Let’s see what we can do with Rcpp. Besides explicitely stating the types of the variables, not much has to change. We can even use the sugar function, Rcpp::pnorm(), to keep the syntax as close to R as possible. Note how we are being explicit about the symbols we import from the Rcpp namespace: the basic vector type, and well the (vectorized) ‘Rcpp Sugar’ calls log() and pnorm() calls. Similarly, we use sqrt() and exp() for the calls on an atomic double variables from the C++ Standard Library. With these declarations the code itself is essentially identical to the R code (apart of course from requiring both static types and trailing semicolons).

#include <Rcpp.h>
                                        
using Rcpp::NumericVector;
using Rcpp::log;
using Rcpp::pnorm;
using std::sqrt;
using std::log;

// [[Rcpp::export]]
NumericVector put_option_pricer_rcpp(NumericVector s, double k, double r, double y, double t, double sigma) {

    NumericVector d1 = (log(s / k) + (r - y + sigma * sigma / 2.0) * t) / (sigma * sqrt(t));
    NumericVector d2 = d1 - sigma * sqrt(t);
    
    NumericVector V = pnorm(-d2) * k * exp(-r * t) - s * exp(-y * t) * pnorm(-d1);
    return V;
}

We can call this from R as well:

# Valuation with 1 stock price
put_option_pricer_rcpp(s = 55, 60, .01, .02, 1, .05)
[1] 5.52021
# Valuation across multiple prices
put_option_pricer_rcpp(s = 55:60, 60, .01, .02, 1, .05)
[1] 5.52021 4.58142 3.68485 2.85517 2.11883 1.49793

Finally, let’s look at RcppArmadillo. Armadillo has a number of object types, including mat, colvec, and rowvec. Here, we just use colvec to represent a column vector of prices. By default in Armadillo, * represents matrix multiplication, and % is used for element wise multiplication. We need to make this change to element wise multiplication in 1 place, but otherwise the changes are just switching out the types and the sugar functions for Armadillo specific functions.
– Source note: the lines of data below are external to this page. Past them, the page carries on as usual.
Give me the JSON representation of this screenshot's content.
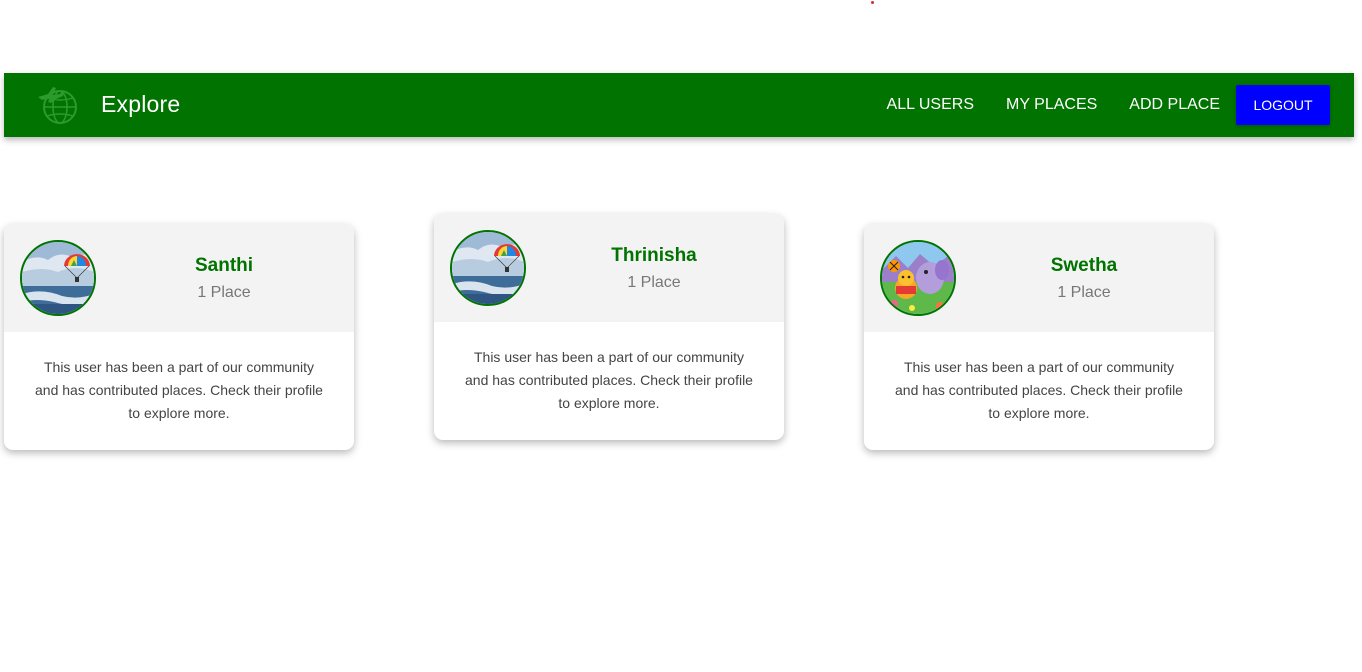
{
  "header": {
    "title": "Explore",
    "logo_icon": "globe-airplane-icon",
    "nav": [
      {
        "label": "ALL USERS"
      },
      {
        "label": "MY PLACES"
      },
      {
        "label": "ADD PLACE"
      }
    ],
    "logout_label": "LOGOUT",
    "colors": {
      "bar": "#007300",
      "logout": "#0000ff"
    }
  },
  "users": [
    {
      "name": "Santhi",
      "places": "1 Place",
      "description": "This user has been a part of our community and has contributed places. Check their profile to explore more.",
      "avatar_image": "parasailing-over-sea"
    },
    {
      "name": "Thrinisha",
      "places": "1 Place",
      "description": "This user has been a part of our community and has contributed places. Check their profile to explore more.",
      "avatar_image": "parasailing-over-sea"
    },
    {
      "name": "Swetha",
      "places": "1 Place",
      "description": "This user has been a part of our community and has contributed places. Check their profile to explore more.",
      "avatar_image": "cartoon-characters"
    }
  ]
}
Note that the arma::normcdf() function is in the upcoming release of RcppArmadillo, which is 0.8.400.0.0 at the time of writing and still in CRAN’s incoming. It also requires the C++11 plugin.
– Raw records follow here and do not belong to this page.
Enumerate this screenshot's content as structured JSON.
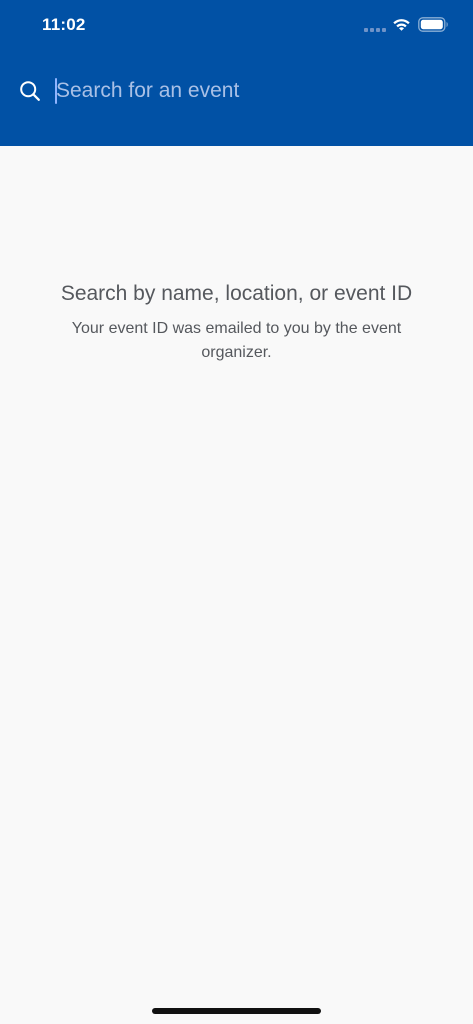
{
  "colors": {
    "header_bg": "#0151a5",
    "body_bg": "#f9f9f9",
    "caret": "#8fb4ff",
    "text_muted": "#55585d",
    "home_indicator": "#111111"
  },
  "status_bar": {
    "time": "11:02",
    "icons": [
      "cellular-signal-icon",
      "wifi-icon",
      "battery-icon"
    ]
  },
  "search": {
    "icon": "search-icon",
    "placeholder": "Search for an event",
    "value": ""
  },
  "empty_state": {
    "title": "Search by name, location, or event ID",
    "subtitle": "Your event ID was emailed to you by the event organizer."
  }
}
#include <RcppArmadillo.h>

// [[Rcpp::depends(RcppArmadillo)]]
// [[Rcpp::plugins(cpp11)]]

using arma::colvec;
using arma::log;
using arma::normcdf;
using std::sqrt;
using std::log;


// [[Rcpp::export]]
colvec put_option_pricer_arma(colvec s, double k, double r, double y, double t, double sigma) {
  
    colvec d1 = (log(s / k) + (r - y + sigma * sigma / 2.0) * t) / (sigma * sqrt(t));
    colvec d2 = d1 - sigma * sqrt(t);
    
    // Notice the use of % to represent element wise multiplication
    colvec V = normcdf(-d2) * k * exp(-r * t) - s * exp(-y * t) % normcdf(-d1); 

    return V;
}

Use from R:

# Valuation with 1 stock price
put_option_pricer_arma(s = 55, 60, .01, .02, 1, .05)
        [,1]
[1,] 5.52021
# Valuation across multiple prices
put_option_pricer_arma(s = 55:60, 60, .01, .02, 1, .05)
        [,1]
[1,] 5.52021
[2,] 4.58142
[3,] 3.68485
[4,] 2.85517
[5,] 2.11883
[6,] 1.49793

Finally, we can run a speed test to see which comes out on top.
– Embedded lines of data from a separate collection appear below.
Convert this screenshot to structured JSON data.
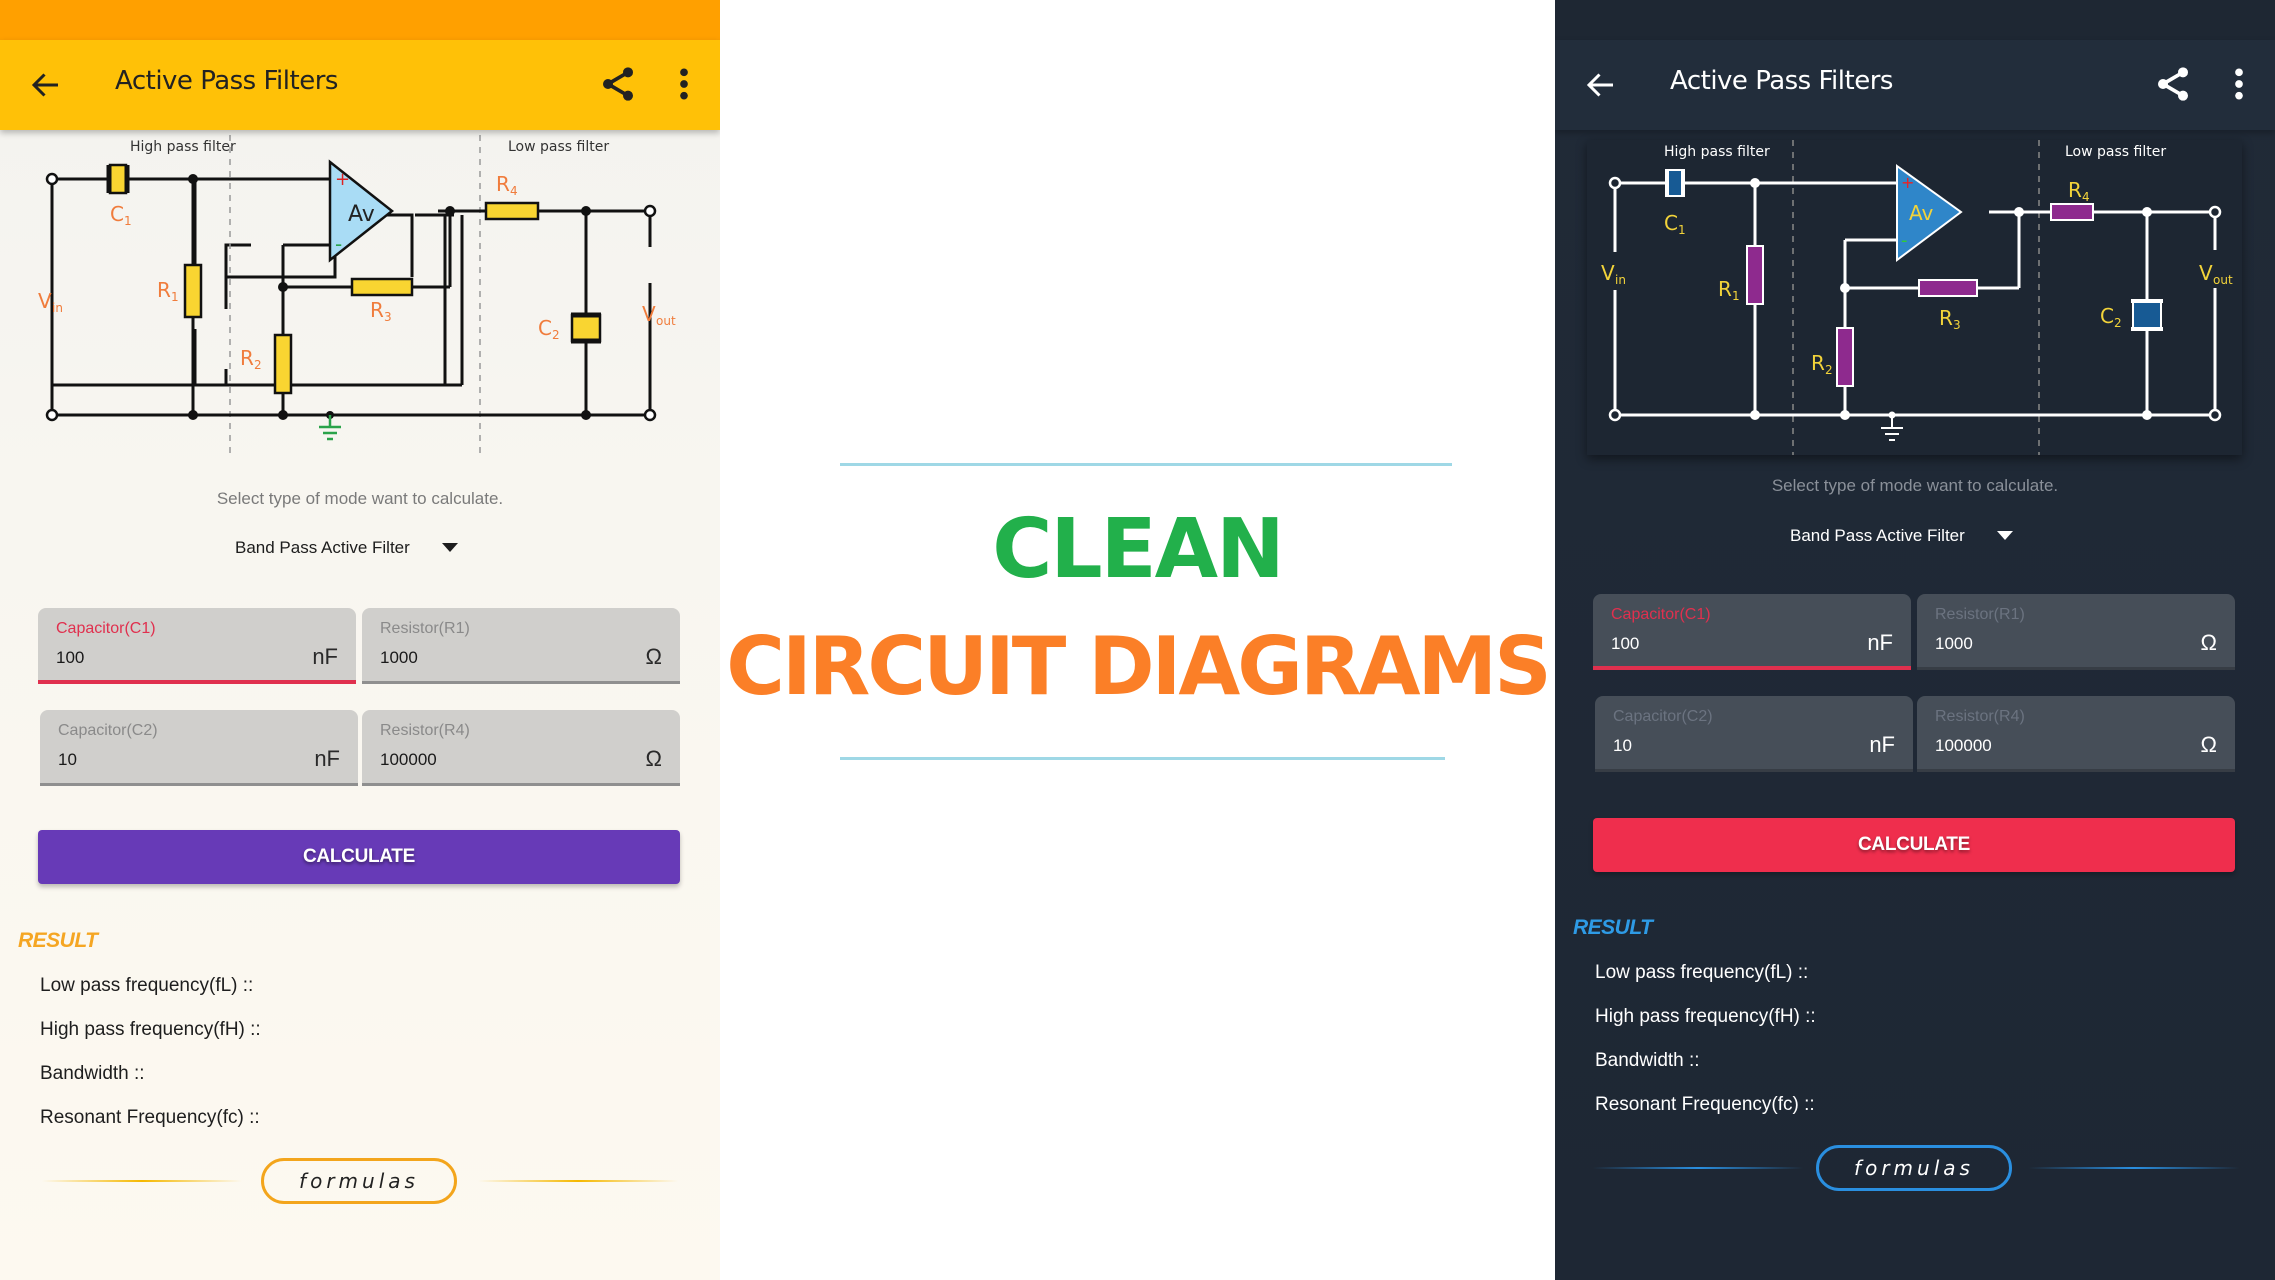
{
  "screens": {
    "light": {
      "toolbar": {
        "title": "Active Pass Filters",
        "back_icon": "arrow-left",
        "share_icon": "share",
        "menu_icon": "more-vertical"
      },
      "circuit": {
        "high_pass_label": "High pass filter",
        "low_pass_label": "Low pass filter",
        "opamp_label": "Av",
        "components": {
          "c1": "C",
          "c1_sub": "1",
          "c2": "C",
          "c2_sub": "2",
          "r1": "R",
          "r1_sub": "1",
          "r2": "R",
          "r2_sub": "2",
          "r3": "R",
          "r3_sub": "3",
          "r4": "R",
          "r4_sub": "4",
          "vin": "V",
          "vin_sub": "in",
          "vout": "V",
          "vout_sub": "out",
          "plus": "+",
          "minus": "-"
        },
        "colors": {
          "component_fill": "#f9d531",
          "label": "#f07c3c",
          "wire": "#111111",
          "opamp_fill": "#a9dcf5",
          "ground": "#2aa34a"
        }
      },
      "hint": "Select type of mode want to calculate.",
      "mode_select": {
        "selected": "Band Pass Active Filter"
      },
      "fields": [
        {
          "label": "Capacitor(C1)",
          "value": "100",
          "unit": "nF",
          "focused": true
        },
        {
          "label": "Resistor(R1)",
          "value": "1000",
          "unit": "Ω",
          "focused": false
        },
        {
          "label": "Capacitor(C2)",
          "value": "10",
          "unit": "nF",
          "focused": false
        },
        {
          "label": "Resistor(R4)",
          "value": "100000",
          "unit": "Ω",
          "focused": false
        }
      ],
      "calculate_label": "CALCULATE",
      "result": {
        "heading": "RESULT",
        "lines": [
          "Low pass frequency(fL) ::",
          "High pass frequency(fH) ::",
          "Bandwidth ::",
          "Resonant Frequency(fc) ::"
        ]
      },
      "formulas_label": "formulas",
      "colors": {
        "statusbar": "#ffa000",
        "toolbar": "#ffc107",
        "button": "#673ab7",
        "accent": "#e0304e",
        "result_heading": "#f5a623"
      }
    },
    "dark": {
      "toolbar": {
        "title": "Active Pass Filters",
        "back_icon": "arrow-left",
        "share_icon": "share",
        "menu_icon": "more-vertical"
      },
      "circuit": {
        "high_pass_label": "High pass filter",
        "low_pass_label": "Low pass filter",
        "opamp_label": "Av",
        "components": {
          "c1": "C",
          "c1_sub": "1",
          "c2": "C",
          "c2_sub": "2",
          "r1": "R",
          "r1_sub": "1",
          "r2": "R",
          "r2_sub": "2",
          "r3": "R",
          "r3_sub": "3",
          "r4": "R",
          "r4_sub": "4",
          "vin": "V",
          "vin_sub": "in",
          "vout": "V",
          "vout_sub": "out",
          "plus": "+",
          "minus": "-"
        },
        "colors": {
          "component_fill": "#8e2a8e",
          "capacitor_fill": "#175a94",
          "label": "#f2d33a",
          "wire": "#ffffff",
          "opamp_fill": "#2f86c9",
          "ground": "#ffffff"
        }
      },
      "hint": "Select type of mode want to calculate.",
      "mode_select": {
        "selected": "Band Pass Active Filter"
      },
      "fields": [
        {
          "label": "Capacitor(C1)",
          "value": "100",
          "unit": "nF",
          "focused": true
        },
        {
          "label": "Resistor(R1)",
          "value": "1000",
          "unit": "Ω",
          "focused": false
        },
        {
          "label": "Capacitor(C2)",
          "value": "10",
          "unit": "nF",
          "focused": false
        },
        {
          "label": "Resistor(R4)",
          "value": "100000",
          "unit": "Ω",
          "focused": false
        }
      ],
      "calculate_label": "CALCULATE",
      "result": {
        "heading": "RESULT",
        "lines": [
          "Low pass frequency(fL) ::",
          "High pass frequency(fH) ::",
          "Bandwidth ::",
          "Resonant Frequency(fc) ::"
        ]
      },
      "formulas_label": "formulas",
      "colors": {
        "statusbar": "#1e2733",
        "toolbar": "#222d3b",
        "button": "#ef2e4d",
        "accent": "#e0304e",
        "result_heading": "#2e9be6"
      }
    }
  },
  "promo": {
    "line1": "CLEAN",
    "line2": "CIRCUIT DIAGRAMS",
    "colors": {
      "line1": "#22b04b",
      "line2": "#fb7f27",
      "rule": "#9fd8e6"
    }
  }
}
s <- matrix(seq(0, 100, by = .0001), ncol = 1)

rbenchmark::benchmark(R = put_option_pricer(s, 60, .01, .02, 1, .05),
                      Arma = put_option_pricer_arma(s, 60, .01, .02, 1, .05),
                      Rcpp = put_option_pricer_rcpp(s, 60, .01, .02, 1, .05), 
                      order = "relative", 
                      replications = 100)[,1:4]
  test replications elapsed relative
2 Arma          100   6.409    1.000
3 Rcpp          100   7.917    1.235
1    R          100   9.091    1.418

Interestingly, Armadillo comes out on top here on this (multi-core) machine (as Armadillo uses OpenMP where available in newer versions). But the difference is slender, and there is certainly variation in repeated runs. And the nicest thing about all of this is that it shows off the “embarassment of riches” that we have in the R and C++ ecosystem for multiple ways of solving the same problem.